Elle l’a pris en photo et me l’a envoyé quand j’étais au travail.

Et pour moi, cela a été une explosion.

J’ai trouvé cette grenade magnifique, magique.

Une explosion sous mon sein gauche.

En plein dans mon coeur.

Je suis tous ceux que j’ai rencontrés.

Petite phrase d’E. Morin entendue ce soir et qui me plaît beaucoup.

Pour faire qui je suis aujourd’hui, il a fallu des années de personnes rencontrées et aimées (beaucoup ou pas du tout).

A travers ceux que j’aime, il y a toutes leurs rencontres et toutes leurs histoires.

Les dessins de ce soir sont des aquarelles avec un soupçon d’encre de Chine.

Il y a déjà quelques années, je dessinais des invisibles. Là, j’ai envie de les baptiser les transparentes.

Argentique.

Petit essai ce soir d’encre de Chine sur des tirages de photos argentiques voilées-ratées, développées près de 10 ans en retard.

On ne se rend pas bien compte, mais le dessin semble prendre un reflet et un relief qui lui donne un soupçon d’âme.

Lire ou écrire…

Je me couche, épuisée par cette semaine assez longue et difficile et cette journée un peu trop remplie.

Peut-être aussi par ma reprise de footing en pleine chaleur.

Quelle idiote de partir courir à 11h50!

Mais quelle douleur et quel bonheur cela a été.

Je pesais une tonne.

J’avais chaud (normal: il faisait chaud).

Je me faisais moi même pitié.

Les bois étaient si verts et denses. Je ne reconnaissais pas les petits bois un peu faméliques de l’hiver dernier.

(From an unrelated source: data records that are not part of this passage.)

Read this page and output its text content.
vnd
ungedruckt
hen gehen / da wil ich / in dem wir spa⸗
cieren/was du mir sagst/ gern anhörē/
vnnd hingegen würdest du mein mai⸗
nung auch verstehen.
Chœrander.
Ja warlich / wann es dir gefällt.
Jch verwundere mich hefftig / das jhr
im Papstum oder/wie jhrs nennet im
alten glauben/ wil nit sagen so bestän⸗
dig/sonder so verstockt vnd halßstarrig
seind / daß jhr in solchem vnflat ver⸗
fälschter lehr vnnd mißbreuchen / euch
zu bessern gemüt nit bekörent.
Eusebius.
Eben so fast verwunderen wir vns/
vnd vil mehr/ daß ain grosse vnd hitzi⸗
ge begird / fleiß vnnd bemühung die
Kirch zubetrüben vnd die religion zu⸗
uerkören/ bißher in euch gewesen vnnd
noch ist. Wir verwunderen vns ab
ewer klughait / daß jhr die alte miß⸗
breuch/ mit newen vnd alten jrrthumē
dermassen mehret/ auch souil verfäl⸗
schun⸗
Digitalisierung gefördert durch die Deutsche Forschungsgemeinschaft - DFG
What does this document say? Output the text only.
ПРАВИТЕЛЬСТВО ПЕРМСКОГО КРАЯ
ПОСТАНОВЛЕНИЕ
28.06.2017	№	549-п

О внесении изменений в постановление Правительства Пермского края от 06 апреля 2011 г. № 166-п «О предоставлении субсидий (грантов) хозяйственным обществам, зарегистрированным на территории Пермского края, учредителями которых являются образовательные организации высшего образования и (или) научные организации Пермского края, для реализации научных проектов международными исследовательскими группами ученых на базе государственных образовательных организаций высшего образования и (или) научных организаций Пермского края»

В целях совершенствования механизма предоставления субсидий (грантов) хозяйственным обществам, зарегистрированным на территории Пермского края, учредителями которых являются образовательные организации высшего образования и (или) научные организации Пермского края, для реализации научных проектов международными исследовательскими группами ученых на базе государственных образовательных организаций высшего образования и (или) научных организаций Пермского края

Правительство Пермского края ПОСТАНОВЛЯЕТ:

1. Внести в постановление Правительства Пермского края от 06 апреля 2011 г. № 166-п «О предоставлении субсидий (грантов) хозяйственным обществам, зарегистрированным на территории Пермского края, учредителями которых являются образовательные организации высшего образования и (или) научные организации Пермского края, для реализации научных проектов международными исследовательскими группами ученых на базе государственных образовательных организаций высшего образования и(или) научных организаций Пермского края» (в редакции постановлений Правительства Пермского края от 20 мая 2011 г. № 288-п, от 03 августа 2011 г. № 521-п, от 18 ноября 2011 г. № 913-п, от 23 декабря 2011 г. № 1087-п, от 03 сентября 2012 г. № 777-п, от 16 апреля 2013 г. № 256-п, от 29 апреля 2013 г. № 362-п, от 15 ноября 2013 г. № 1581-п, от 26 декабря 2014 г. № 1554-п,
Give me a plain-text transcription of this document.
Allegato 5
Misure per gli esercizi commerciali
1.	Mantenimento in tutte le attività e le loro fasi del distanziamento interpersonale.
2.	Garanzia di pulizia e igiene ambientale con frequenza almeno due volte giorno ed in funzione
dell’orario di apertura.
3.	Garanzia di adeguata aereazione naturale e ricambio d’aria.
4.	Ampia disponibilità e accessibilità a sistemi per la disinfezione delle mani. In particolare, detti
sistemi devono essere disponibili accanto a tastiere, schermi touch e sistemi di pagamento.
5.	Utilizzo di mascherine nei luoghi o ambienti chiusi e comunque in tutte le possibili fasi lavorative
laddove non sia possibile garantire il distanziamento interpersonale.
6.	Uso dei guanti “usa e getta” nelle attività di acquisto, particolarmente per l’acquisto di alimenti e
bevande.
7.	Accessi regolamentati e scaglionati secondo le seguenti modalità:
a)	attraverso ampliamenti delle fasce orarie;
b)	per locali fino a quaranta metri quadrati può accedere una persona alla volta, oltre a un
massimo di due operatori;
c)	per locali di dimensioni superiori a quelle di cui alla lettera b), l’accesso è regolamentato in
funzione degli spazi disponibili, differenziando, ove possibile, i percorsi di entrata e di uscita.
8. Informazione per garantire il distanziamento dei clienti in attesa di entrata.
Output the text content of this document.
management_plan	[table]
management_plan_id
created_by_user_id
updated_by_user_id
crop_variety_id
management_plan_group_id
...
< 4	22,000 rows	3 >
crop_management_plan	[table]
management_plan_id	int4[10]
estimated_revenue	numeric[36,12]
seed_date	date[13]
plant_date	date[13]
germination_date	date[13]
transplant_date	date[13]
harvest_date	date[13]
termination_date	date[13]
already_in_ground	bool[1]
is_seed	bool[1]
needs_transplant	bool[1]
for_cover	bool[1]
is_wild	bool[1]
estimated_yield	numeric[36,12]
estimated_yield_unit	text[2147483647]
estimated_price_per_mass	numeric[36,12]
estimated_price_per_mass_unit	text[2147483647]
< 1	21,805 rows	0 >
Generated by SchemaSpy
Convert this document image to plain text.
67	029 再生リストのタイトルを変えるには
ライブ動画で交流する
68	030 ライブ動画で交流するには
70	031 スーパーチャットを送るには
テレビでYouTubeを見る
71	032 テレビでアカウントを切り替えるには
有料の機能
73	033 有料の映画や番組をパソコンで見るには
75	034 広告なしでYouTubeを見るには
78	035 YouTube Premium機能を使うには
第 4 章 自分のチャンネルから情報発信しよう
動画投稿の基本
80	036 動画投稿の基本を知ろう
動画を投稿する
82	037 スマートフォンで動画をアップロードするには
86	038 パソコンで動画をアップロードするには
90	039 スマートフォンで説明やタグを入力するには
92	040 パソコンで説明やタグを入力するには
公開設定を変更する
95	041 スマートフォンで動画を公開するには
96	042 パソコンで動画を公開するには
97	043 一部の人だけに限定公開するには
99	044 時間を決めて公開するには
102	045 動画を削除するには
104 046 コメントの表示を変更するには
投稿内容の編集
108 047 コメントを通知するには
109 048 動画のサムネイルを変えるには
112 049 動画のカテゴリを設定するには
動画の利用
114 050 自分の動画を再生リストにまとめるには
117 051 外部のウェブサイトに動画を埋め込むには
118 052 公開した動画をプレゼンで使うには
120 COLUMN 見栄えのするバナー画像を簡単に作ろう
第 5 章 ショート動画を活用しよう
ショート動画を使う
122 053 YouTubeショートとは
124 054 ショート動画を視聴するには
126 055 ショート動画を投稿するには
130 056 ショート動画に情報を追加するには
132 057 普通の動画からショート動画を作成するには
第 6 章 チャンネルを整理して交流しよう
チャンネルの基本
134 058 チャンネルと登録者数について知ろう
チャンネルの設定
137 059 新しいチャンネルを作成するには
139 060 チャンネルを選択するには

Un papillon m’a accompagnée quelques secondes. Je me suis régalée de voir des cystes cotonneux (maintenant je sais les reconnaître).

Cela faisais plus de 15 jours que je n’avais pas couru.

J’ai un peu souffert.

Mais j’y suis arrivée.

Alors ce soir je préfère écrire que lire avant de m’effondrer de sommeil et raconter ma petite vie insignifiante.

Mais vous m’aviez caché ça!

« Vous m’aviez caché cela! Mais c’est beau ce que vous faites! »

Ma voisine qui tient une boutique de bijoux juste en face de la porte de mon immeuble m’interpelle.

Elle a vu mes dessins presque par hasard sur Instagram, car le nom de mon site commence par Garance (est le nom d’une fleur) et que cela lui rappelait une marque de bijoux.

Bref, elle est allée dessus.

Puis elle a vu ma bobine.

Et elle a compris.

J’étais toute rose.

Heureuse que mes dessins lui plaisent.

Je lui ferai un colibri.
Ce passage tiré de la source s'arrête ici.